On gamma counter-analyses, counts/minute (cpm)/µg of protein showed MOIs dependency with ΔE1B19/55-TK infection. On MTT assay, Ad-ΔE1B19/55-TK led to more efficient cell killing than Ad-ΔE1A-TK. On plate imaging by gamma camera, both Ad-ΔE1B19/55-TK and Ad-ΔE1A-TK infected cells showed increased I-131 FIAU uptake in a MOI dependent pattern, and with GCV treatment, cell viability of ΔE1B19/55-TK infection was remarkably reduced compared to that of Ad-ΔE1A-TK infection.

Conclusion

Replicating Ad-ΔE1B19/55-TK showed more efficient TK expression even in the presence of higher-cancer cell killing effects compared to non-replicating Ad-ΔE1A-TK. Therefore, GCV treatment still possessed an additive role to oncolytic effect of Ad-ΔE1B19/55-TK. The expression of TK by oncolytic viruses could rapidly be screened using a radiotracer-based counting and imaging technique.

Keywords: Oncolysis, adenovirus, thymidine kinase, gene therapy, radiotracer

INTRODUCTION

Adenoviral vectors have great gene transfer efficiency of in both in vitro and in vivo settings, and have been used for a variety of gene therapy applications.1-3 Of the adenoviral vectors, replication-incompetent adenovirus has demonstrated promises as anticancer agents delivering various transgenes to cancer cells in preclinical studies. However, studies using replication-incompetent adenovirus have not shown benefits in clinical patients as in preclinical models.4 One of the major limitations in replication-incompetent adenovirus is that anticancer therapeutic effects of the viral vectors are only limited primarily to those infected cells within solid tumors. Therefore, many genetically modified replication-competent adenoviruses have developed to selectively replicate in cancer cells. The life cycle of replication-competent adenoviruses results in lysis of the infected cells, spread into adjacent cells for further viral multiplication, and improving treatment efficacy.

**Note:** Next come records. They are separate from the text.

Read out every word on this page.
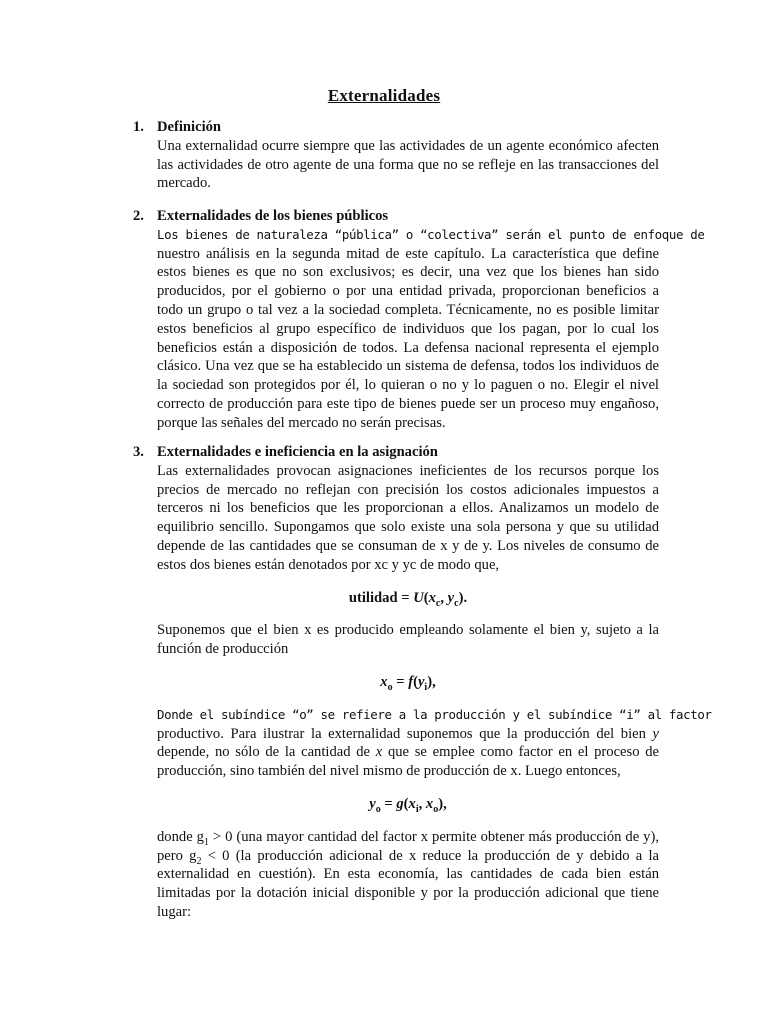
Externalidades
1. Definición
Una externalidad ocurre siempre que las actividades de un agente económico afecten las actividades de otro agente de una forma que no se refleje en las transacciones del mercado.
2. Externalidades de los bienes públicos
Los bienes de naturaleza “pública” o “colectiva” serán el punto de enfoque de
nuestro análisis en la segunda mitad de este capítulo. La característica que define estos bienes es que no son exclusivos; es decir, una vez que los bienes han sido producidos, por el gobierno o por una entidad privada, proporcionan beneficios a todo un grupo o tal vez a la sociedad completa. Técnicamente, no es posible limitar estos beneficios al grupo específico de individuos que los pagan, por lo cual los beneficios están a disposición de todos. La defensa nacional representa el ejemplo clásico. Una vez que se ha establecido un sistema de defensa, todos los individuos de la sociedad son protegidos por él, lo quieran o no y lo paguen o no. Elegir el nivel correcto de producción para este tipo de bienes puede ser un proceso muy engañoso, porque las señales del mercado no serán precisas.
3. Externalidades e ineficiencia en la asignación
Las externalidades provocan asignaciones ineficientes de los recursos porque los precios de mercado no reflejan con precisión los costos adicionales impuestos a terceros ni los beneficios que les proporcionan a ellos. Analizamos un modelo de equilibrio sencillo. Supongamos que solo existe una sola persona y que su utilidad depende de las cantidades que se consuman de x y de y. Los niveles de consumo de estos dos bienes están denotados por xc y yc de modo que,
utilidad = $U(x_c$, $y_c$).
Suponemos que el bien x es producido empleando solamente el bien y, sujeto a la función de producción
$x_o = f(y_i)$,
Donde el subíndice “o” se refiere a la producción y el subíndice “i” al factor
productivo. Para ilustrar la externalidad suponemos que la producción del bien y depende, no sólo de la cantidad de x que se emplee como factor en el proceso de producción, sino también del nivel mismo de producción de x. Luego entonces,
$y_o = g(x_i$, $x_o$),
donde $g_1 > 0$ (una mayor cantidad del factor x permite obtener más producción de y), pero $g_2 < 0$ (la producción adicional de x reduce la producción de y debido a la externalidad en cuestión). En esta economía, las cantidades de cada bien están limitadas por la dotación inicial disponible y por la producción adicional que tiene lugar:
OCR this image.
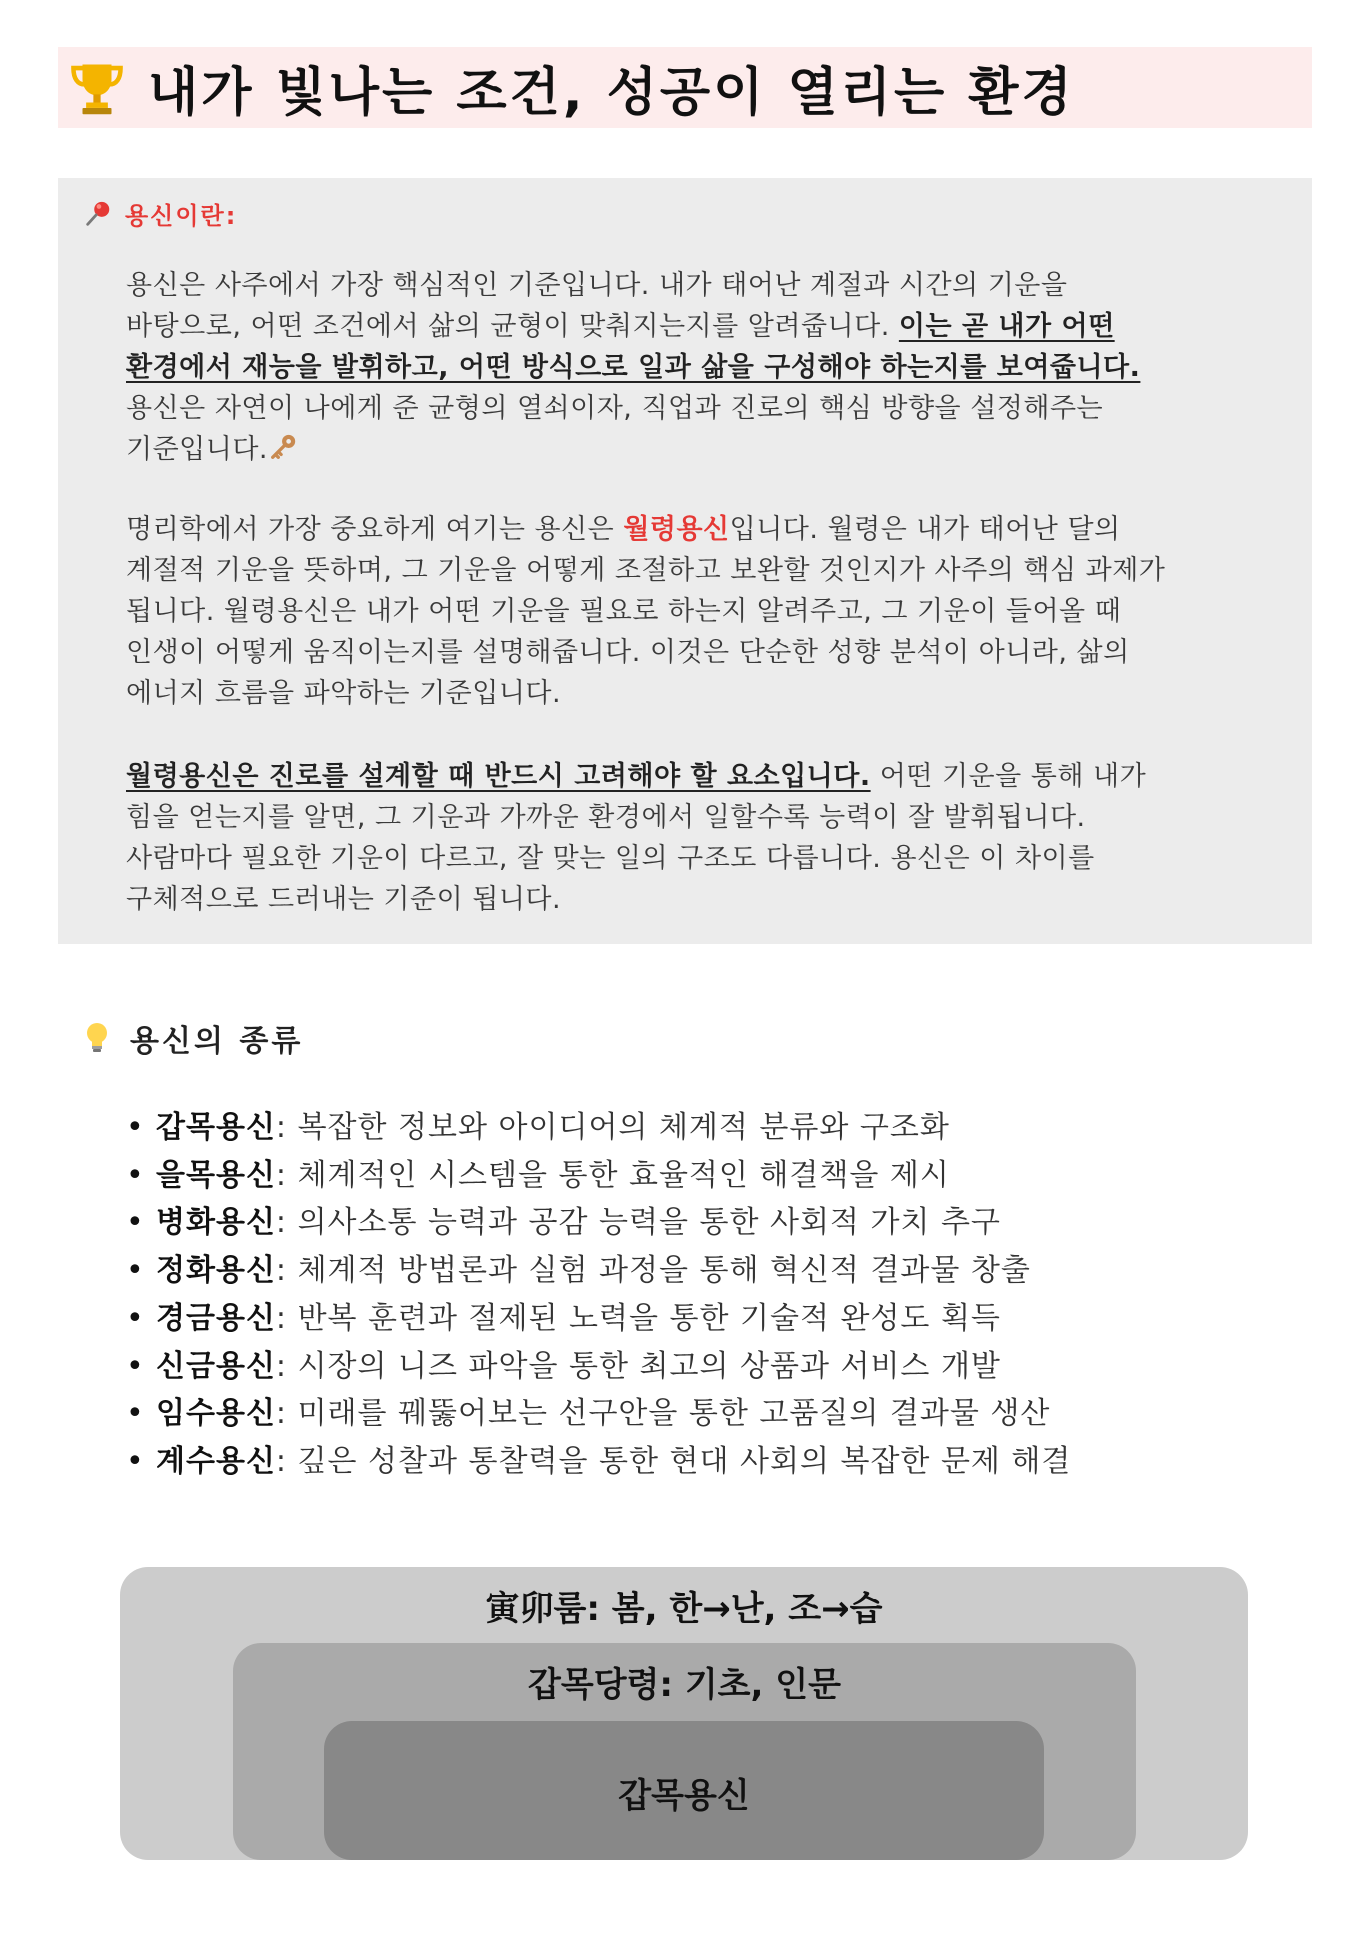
내가 빛나는 조건, 성공이 열리는 환경
용신이란:
용신은 사주에서 가장 핵심적인 기준입니다. 내가 태어난 계절과 시간의 기운을
바탕으로, 어떤 조건에서 삶의 균형이 맞춰지는지를 알려줍니다. 이는 곧 내가 어떤
환경에서 재능을 발휘하고, 어떤 방식으로 일과 삶을 구성해야 하는지를 보여줍니다.
용신은 자연이 나에게 준 균형의 열쇠이자, 직업과 진로의 핵심 방향을 설정해주는
기준입니다.
명리학에서 가장 중요하게 여기는 용신은 월령용신입니다. 월령은 내가 태어난 달의
계절적 기운을 뜻하며, 그 기운을 어떻게 조절하고 보완할 것인지가 사주의 핵심 과제가
됩니다. 월령용신은 내가 어떤 기운을 필요로 하는지 알려주고, 그 기운이 들어올 때
인생이 어떻게 움직이는지를 설명해줍니다. 이것은 단순한 성향 분석이 아니라, 삶의
에너지 흐름을 파악하는 기준입니다.
월령용신은 진로를 설계할 때 반드시 고려해야 할 요소입니다. 어떤 기운을 통해 내가
힘을 얻는지를 알면, 그 기운과 가까운 환경에서 일할수록 능력이 잘 발휘됩니다.
사람마다 필요한 기운이 다르고, 잘 맞는 일의 구조도 다릅니다. 용신은 이 차이를
구체적으로 드러내는 기준이 됩니다.
용신의 종류
• 갑목용신: 복잡한 정보와 아이디어의 체계적 분류와 구조화
• 을목용신: 체계적인 시스템을 통한 효율적인 해결책을 제시
• 병화용신: 의사소통 능력과 공감 능력을 통한 사회적 가치 추구
• 정화용신: 체계적 방법론과 실험 과정을 통해 혁신적 결과물 창출
• 경금용신: 반복 훈련과 절제된 노력을 통한 기술적 완성도 획득
• 신금용신: 시장의 니즈 파악을 통한 최고의 상품과 서비스 개발
• 임수용신: 미래를 꿰뚫어보는 선구안을 통한 고품질의 결과물 생산
• 계수용신: 깊은 성찰과 통찰력을 통한 현대 사회의 복잡한 문제 해결
寅卯룸: 봄, 한→난, 조→습
갑목당령: 기초, 인문
갑목용신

In spite of safety and feasibility of treatment, the low potency of replication-competent selective adenoviral vectors has been problematic,5 and the incorporation of therapeutic transgenes such as HSVtk (herpes simplex-1 thymidine kinase) has been developed as an alternative to improve anticancer efficacy in cancer gene therapy.6 HSVtk is a well-known enzyme that converts prodrug ganciclovir (GCV) into a cytotoxic metabolite. The oncolysis caused by a replicating virus and suicide/prodrug gene therapy that uses HSVtk gene to sensitize tumors to ganciclovir (GCV) have been reported to compliment each other in increasing the potency of anticancer effects and treatment outcome. In contrast to some promising results, several studies have shown no additive effect of GCV in the context of highly potent oncolysis mediated by highly effective infectivity-enhanced viruses.7 The effect of GCV seems to be different depending on the potency of oncolysis in differently modified vectors. Rapid screening system to assess the amount of transgene expression by oncolytic viruses can be useful to decide the use or timing of GCV treatment for newly designed vectors.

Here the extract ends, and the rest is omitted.